US Labor Market: Deteriorating but Not Collapsing
Recent labor market data for the U.S. shows signs of a slowdown, but it’s not a full-blown collapse. In August 2024, the economy added 142,000 jobs—falling short of expectations of 160,000 but still a notable improvement from July’s downwardly revised 89,000. Key sectors such as construction (+34K) and healthcare (+31K) led job gains, but declines in manufacturing (-24K) and durable goods (-25K) dragged down the overall numbers.
The unemployment rate ticked higher as layoffs surged. July 2024 saw a sharp rise in job layoffs and discharges, which increased to 1.76 million from 1.56 million in June—a significant jump indicating growing pressure on U.S. companies. Meanwhile, the number of job openings fell by 237,000 to 7.673 million in July, marking the lowest level since January 2021. Particularly hard hit were healthcare and social assistance (-187,000), state and local government (-101,000), and transportation and warehousing (-88,000).

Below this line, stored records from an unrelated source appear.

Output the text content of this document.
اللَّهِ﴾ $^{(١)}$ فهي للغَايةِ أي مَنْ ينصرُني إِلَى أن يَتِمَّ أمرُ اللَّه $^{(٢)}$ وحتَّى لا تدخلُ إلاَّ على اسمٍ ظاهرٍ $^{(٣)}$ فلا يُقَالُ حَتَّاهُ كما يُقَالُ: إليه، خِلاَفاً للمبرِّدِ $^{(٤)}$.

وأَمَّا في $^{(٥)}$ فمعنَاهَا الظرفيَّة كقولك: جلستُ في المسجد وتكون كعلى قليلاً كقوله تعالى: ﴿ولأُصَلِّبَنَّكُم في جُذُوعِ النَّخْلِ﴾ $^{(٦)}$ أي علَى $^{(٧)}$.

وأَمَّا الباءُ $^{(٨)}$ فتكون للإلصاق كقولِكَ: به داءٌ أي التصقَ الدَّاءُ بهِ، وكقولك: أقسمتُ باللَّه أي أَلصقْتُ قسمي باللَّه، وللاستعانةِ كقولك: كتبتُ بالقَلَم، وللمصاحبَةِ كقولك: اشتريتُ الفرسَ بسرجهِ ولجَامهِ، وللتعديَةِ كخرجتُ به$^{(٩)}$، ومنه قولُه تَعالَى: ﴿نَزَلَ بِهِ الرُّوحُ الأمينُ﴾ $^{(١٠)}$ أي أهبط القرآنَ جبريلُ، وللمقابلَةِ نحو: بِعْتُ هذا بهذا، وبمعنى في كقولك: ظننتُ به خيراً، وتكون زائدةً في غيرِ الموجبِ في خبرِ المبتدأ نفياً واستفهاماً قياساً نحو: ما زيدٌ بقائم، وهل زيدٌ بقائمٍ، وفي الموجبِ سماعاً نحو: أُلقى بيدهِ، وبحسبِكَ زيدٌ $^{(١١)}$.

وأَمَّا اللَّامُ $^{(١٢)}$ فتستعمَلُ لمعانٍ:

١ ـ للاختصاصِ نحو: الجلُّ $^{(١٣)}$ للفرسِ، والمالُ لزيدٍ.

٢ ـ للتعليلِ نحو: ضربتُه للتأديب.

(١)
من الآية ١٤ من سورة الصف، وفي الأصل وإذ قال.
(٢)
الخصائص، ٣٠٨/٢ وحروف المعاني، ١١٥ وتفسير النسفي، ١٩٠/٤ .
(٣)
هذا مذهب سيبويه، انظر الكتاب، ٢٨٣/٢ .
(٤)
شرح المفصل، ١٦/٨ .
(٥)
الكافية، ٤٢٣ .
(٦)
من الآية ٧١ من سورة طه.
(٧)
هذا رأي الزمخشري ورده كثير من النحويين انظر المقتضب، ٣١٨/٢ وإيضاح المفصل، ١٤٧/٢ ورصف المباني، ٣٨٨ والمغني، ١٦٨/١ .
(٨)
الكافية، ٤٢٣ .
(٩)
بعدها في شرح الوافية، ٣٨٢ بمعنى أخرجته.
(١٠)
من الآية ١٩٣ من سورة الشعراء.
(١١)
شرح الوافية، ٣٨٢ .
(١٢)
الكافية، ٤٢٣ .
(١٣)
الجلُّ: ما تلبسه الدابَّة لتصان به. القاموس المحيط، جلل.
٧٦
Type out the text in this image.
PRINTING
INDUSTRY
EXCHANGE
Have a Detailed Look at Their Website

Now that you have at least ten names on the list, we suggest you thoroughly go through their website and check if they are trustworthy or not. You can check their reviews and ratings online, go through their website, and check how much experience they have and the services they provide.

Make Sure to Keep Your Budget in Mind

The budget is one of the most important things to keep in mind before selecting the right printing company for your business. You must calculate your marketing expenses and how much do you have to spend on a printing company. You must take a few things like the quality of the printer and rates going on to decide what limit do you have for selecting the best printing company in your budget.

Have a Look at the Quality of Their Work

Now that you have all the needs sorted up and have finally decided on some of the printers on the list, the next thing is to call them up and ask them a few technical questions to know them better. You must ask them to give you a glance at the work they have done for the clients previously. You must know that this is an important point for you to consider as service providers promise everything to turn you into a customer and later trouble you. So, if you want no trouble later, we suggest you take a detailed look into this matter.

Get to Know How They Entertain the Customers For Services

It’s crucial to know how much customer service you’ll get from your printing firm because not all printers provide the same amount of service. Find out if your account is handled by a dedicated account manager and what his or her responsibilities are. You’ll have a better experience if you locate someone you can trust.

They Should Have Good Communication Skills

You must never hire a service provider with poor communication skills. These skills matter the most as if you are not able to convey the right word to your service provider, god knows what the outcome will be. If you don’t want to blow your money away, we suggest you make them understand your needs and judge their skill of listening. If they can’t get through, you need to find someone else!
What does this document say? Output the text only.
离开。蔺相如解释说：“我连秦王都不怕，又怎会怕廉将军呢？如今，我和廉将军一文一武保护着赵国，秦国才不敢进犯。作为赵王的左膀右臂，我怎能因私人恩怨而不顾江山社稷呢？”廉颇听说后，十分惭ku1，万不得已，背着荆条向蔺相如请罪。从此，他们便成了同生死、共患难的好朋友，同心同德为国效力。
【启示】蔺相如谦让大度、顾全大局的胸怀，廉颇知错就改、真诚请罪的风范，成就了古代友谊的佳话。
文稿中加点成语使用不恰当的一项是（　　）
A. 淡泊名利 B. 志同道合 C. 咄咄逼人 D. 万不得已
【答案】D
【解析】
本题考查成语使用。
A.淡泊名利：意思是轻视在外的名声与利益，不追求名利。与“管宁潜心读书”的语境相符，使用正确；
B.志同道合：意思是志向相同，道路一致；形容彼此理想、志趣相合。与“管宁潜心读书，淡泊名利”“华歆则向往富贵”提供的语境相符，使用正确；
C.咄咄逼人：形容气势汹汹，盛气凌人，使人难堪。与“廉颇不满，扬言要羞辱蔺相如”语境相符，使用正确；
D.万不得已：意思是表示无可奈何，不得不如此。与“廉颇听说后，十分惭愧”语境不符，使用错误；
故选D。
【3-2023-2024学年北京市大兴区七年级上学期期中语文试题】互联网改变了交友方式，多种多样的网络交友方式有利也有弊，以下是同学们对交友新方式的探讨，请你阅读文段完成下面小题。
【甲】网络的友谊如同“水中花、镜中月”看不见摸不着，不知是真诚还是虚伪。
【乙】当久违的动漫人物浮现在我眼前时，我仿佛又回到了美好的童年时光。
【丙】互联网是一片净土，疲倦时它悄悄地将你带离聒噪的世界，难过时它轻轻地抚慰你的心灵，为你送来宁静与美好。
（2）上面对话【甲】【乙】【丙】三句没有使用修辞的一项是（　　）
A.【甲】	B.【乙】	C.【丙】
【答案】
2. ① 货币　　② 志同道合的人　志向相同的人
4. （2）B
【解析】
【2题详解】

While this data suggests a weakening labor market, it isn’t weak enough to justify a 50bps rate cut from the Federal Reserve. Instead, markets are now pricing in a 25bps cut. However, attention now shifts to Wednesday’s CPI data. If inflation comes in lower than expected, the odds of more aggressive cuts could rise. On the flip side, if inflation remains stubborn, the Fed could maintain a more conservative approach.
These numbers signal that while the labor market is deteriorating, it’s not collapsing. For traders, this suggests a cautious market with an eye on potential inflation surprises that could change the Fed’s course in the near term.